Le fait qu'il faudra attendre 1884, c'est-à-dire vingt ans, pour que les syndicats soient autorisés n'arrangera rien à l'affaire. Chez les militants, ce long délai va créer de la méfiance envers le pouvoir et la République... Ailleurs, la grève avait été permise en même temps que la possibilité des ouvriers à s'organiser entre eux. Il y a eu un déficit de reconnaissance qui a incité le syndicalisme français à se construire dans des pratiques de clandestinité et d'opposition à l’État.

La loi Ollivier provoque-t-elle un effet d'entraînement, avec davantage de grèves ?

Elle va avoir tendance à « libérer les énergies ». A partir du moment où les ouvriers savaient que faire grève ne produit plus de menaces répressives, la décision d'arrêter le travail devient plus facile à prendre. Entre la fin du XIXe siècle et la Première Guerre mondiale, on assiste à une très forte montée en puissance des grèves, le syndicalisme français considérant par ailleurs que cette pratique est le moyen le plus efficace pour se faire entendre. Le nombre d'ouvriers qui franchissent le pas augmente fortement.

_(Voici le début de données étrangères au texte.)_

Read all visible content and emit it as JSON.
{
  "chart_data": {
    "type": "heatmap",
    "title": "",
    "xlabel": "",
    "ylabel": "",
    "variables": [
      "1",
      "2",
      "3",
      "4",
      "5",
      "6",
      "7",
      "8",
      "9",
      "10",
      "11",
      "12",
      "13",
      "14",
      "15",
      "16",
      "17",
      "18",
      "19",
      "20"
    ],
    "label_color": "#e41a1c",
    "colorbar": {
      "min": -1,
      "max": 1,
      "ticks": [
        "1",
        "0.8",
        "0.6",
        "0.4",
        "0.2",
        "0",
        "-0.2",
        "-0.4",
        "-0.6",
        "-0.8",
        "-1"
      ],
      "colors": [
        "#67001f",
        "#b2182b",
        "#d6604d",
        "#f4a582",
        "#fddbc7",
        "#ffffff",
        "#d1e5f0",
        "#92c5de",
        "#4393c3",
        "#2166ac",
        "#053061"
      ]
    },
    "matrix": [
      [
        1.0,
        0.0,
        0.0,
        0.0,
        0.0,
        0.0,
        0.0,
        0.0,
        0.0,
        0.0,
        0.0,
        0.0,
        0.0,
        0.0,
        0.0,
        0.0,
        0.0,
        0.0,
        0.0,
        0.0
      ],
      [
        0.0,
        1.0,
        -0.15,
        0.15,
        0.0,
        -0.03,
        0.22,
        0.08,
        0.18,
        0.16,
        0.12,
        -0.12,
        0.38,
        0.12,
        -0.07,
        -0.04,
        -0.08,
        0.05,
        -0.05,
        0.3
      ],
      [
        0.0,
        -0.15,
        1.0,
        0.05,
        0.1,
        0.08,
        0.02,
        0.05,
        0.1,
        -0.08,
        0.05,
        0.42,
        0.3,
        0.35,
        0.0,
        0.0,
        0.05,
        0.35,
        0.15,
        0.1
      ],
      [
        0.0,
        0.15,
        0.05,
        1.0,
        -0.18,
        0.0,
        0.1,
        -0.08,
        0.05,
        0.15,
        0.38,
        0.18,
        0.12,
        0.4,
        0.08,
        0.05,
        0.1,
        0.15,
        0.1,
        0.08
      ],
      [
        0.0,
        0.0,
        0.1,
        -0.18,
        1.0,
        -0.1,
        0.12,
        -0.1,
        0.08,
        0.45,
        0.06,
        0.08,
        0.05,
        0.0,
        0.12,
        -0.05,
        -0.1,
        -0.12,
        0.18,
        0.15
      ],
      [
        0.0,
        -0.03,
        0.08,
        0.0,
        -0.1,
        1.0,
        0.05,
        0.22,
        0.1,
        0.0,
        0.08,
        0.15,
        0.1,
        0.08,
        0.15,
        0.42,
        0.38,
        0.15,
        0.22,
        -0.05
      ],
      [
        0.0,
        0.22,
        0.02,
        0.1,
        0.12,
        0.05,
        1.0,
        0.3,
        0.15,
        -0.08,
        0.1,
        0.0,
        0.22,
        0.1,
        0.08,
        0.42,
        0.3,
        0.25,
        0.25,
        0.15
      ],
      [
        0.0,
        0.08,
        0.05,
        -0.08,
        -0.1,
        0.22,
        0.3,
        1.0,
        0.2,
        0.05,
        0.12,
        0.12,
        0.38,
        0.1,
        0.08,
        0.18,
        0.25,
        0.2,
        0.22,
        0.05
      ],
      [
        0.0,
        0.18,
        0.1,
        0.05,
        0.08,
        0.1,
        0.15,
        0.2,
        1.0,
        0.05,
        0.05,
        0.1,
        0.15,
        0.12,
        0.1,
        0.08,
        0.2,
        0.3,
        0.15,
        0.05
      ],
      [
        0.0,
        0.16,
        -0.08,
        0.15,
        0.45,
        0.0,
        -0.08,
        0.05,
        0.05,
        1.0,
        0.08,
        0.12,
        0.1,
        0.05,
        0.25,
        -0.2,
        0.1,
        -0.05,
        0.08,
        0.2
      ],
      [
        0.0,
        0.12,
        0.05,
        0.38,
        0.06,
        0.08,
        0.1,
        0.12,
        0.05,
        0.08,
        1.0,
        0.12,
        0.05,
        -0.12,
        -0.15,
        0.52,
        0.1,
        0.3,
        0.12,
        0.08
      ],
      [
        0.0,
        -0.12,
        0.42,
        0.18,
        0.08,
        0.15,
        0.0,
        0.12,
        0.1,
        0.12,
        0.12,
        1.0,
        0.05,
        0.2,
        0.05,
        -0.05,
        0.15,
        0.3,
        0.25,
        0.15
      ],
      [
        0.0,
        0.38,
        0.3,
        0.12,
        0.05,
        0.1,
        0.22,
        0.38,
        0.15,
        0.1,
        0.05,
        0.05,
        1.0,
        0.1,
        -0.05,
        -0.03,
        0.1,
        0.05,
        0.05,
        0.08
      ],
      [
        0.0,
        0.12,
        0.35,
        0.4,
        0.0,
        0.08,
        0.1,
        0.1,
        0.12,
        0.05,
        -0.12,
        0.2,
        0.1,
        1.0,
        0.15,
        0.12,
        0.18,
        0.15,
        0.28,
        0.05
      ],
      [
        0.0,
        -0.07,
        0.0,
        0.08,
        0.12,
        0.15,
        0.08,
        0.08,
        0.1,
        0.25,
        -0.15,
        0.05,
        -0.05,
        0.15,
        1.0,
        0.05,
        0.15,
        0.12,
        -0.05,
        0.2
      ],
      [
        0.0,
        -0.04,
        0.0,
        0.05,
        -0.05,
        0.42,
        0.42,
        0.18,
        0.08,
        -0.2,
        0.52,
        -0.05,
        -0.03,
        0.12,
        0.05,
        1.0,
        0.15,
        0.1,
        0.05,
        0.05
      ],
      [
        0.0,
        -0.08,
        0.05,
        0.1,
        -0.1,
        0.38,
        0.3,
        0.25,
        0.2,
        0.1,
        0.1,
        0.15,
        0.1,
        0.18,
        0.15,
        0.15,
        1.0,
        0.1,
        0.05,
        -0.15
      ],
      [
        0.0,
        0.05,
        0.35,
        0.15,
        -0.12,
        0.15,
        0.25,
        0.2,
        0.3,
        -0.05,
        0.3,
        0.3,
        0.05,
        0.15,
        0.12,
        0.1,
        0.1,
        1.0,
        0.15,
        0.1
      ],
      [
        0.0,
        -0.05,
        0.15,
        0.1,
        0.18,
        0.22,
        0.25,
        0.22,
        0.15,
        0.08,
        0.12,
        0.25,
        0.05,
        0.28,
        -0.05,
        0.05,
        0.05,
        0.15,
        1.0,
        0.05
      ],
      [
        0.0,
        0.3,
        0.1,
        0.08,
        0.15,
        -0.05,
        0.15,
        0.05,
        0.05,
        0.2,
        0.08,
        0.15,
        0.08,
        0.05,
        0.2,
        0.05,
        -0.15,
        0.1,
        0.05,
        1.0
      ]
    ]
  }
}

En 1884, la loi Waldeck-Rousseau autorise les syndicats, marquant ainsi une nouvelle étape du droit de grève. Quels effets produit-elle ?

Précisons qu'elle provient des mêmes évolutions. Le fait que les ouvriers s'organisent entre eux est devenu un fait social que le pouvoir en place ne peut pas ignorer. Dans la logique du législateur, il apparaît donc plus efficace de promulguer cette autorisation plutôt que de maintenir le syndicalisme dans la clandestinité. Le but du pouvoir est d'être en mesure de le jauger pour mieux le contrôler. De fait, cette loi va avoir un effet de régulation en fluidifiant les rapports de classe.

L'élite politique visait une autorégulation du champ social qui passerait par des conflits entre ouvriers et patrons encadrés, mieux gérés, et in fine apaisés. Enfin, cela permettait à l'État de se désengager de ces questions. Ces évolutions n'allaient pas de soi et ont fait l'objet de débats particulièrement durs entre parlementaires.

Au-delà de l’aspect légal de la grève, quel bilan pourra-t-on tirer de la loi Ollivier ?

Dans un premier temps, elle aura fortement renforcé le contre-pouvoir du monde ouvrier. Ensuite, elle aura permis de banaliser progressivement la pratique gréviste. Jusqu'à la Première Guerre mondiale, il fait rappeler que les patrons acceptaient mal de devoir négocier. Dans l'entre-deux-guerres, il devient naturel que les ouvriers posent des revendications et arrêtent de travailler. Au fil du temps, la conflictualité des rapports sociaux deviendra normale.

En France, rappelons que la tradition est d'abord de faire grève pour négocier ensuite, alors que l'inverse est tout à fait envisageable. Le cadre posé par les lois de 1864 et de 1884 finira par satisfaire tout le monde, aussi bien à l'État que les syndicats et le patronat.

Stéphane Sirot est historien. Il enseigne l'histoire politique et sociale du XXe siècle à l'université de Cergy-Pontoise, ainsi que l'histoire et la sociologie du syndicalisme à l'université de Nantes.